Giurisprudenza – CORTE DI CASSAZIONE – Ordinanza 21 maggio 2021, n. 14066
Lavoro, Collocamento in mobilità lunga, Contribuzione
figurativa, Prescrizione
Considerato in fatto
1. La Corte d’appello di Roma ha confermato la
sentenza del Tribunale di accoglimento dell’opposizione proposta dalla soc E.T. avverso la richiesta dell’Inps di pagamento degli
oneri posti a carico del datore di lavoro per il collocamento in mobilità lunga
di alcuni lavoratori (contribuzione figurativa, indennità di mobilità, assegno
per nucleo familiare).
Secondo la Corte era applicabile la prescrizione
quinquennale in quanto la contribuzione figurativa aveva natura coincidente con
quella della contribuzione obbligatoria, dunque, rientrava nel disposto dell’art. 3 L. n. 335/1995 e, con
riferimento alle somme dovute per indennità di mobilità e di assegni per nucleo
familiare,ha osservato che si trattava di
obbligazioni oggetto di corresponsione periodica essendo dovute dal datore di
lavoro al termine di ciascun anno solare con conseguente applicabilità dell’art. 2948 n. 4 c.c.

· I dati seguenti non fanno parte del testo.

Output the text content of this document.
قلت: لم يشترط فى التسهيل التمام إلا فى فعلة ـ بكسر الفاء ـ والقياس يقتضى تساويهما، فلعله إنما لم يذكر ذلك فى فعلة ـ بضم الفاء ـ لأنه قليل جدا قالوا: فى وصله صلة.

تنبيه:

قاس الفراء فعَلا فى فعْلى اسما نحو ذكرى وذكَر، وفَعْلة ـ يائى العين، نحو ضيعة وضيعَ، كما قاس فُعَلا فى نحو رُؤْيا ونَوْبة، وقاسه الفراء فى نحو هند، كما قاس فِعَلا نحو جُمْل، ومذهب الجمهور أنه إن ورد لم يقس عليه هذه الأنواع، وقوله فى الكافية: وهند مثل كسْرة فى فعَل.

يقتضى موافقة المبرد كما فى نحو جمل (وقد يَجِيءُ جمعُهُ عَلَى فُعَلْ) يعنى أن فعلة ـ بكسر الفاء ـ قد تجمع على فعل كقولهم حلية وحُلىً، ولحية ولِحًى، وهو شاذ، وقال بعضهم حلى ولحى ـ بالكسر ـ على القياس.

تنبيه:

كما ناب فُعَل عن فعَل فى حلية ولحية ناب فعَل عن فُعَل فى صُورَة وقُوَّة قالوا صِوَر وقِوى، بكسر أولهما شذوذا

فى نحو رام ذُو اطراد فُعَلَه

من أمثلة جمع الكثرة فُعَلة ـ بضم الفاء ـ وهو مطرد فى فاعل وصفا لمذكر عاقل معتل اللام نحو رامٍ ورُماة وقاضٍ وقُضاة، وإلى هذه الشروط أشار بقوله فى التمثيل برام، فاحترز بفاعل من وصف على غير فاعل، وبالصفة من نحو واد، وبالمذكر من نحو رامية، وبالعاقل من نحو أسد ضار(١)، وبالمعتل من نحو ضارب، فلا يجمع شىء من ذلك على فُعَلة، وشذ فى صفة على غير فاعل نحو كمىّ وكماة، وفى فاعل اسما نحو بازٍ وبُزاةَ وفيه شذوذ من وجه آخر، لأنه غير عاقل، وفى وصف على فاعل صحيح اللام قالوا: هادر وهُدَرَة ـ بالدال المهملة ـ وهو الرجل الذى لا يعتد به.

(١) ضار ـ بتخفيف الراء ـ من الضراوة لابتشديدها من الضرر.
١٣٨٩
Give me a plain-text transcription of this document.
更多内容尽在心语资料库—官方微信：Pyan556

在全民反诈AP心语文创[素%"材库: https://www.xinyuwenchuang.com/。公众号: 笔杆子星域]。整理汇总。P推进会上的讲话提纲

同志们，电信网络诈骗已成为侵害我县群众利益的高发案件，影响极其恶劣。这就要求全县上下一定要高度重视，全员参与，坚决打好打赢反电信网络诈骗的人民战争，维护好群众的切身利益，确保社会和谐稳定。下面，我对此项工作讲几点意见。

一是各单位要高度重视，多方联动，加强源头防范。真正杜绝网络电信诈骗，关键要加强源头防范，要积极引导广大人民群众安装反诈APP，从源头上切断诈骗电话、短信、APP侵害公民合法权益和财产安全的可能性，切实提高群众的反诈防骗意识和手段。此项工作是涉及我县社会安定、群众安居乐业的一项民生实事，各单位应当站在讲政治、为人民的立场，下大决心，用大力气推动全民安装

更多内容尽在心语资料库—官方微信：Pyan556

2. Avverso la sentenza ricorre l’Inps. Resiste la E.
con controricorso e poi memoria ex art. 378 cpc.
Ritenuto in diritto
3. Con il primo motivo si denuncia violazione dell’art. 1 septies
DL n. 78/1998 conv. in L.
n. 176/1998; dell’art. 7,
co 9, L. n. 223/1991 e dell’art.
3, co 9, L. n. 335/1995.
L’Istituto pone il quesito se le somme necessarie a
ristorare l’Inps della contribuzione figurativa riconosciuta ai lavoratori in
mobilità lunga e posti a carico delle imprese, siano contributi previdenziali.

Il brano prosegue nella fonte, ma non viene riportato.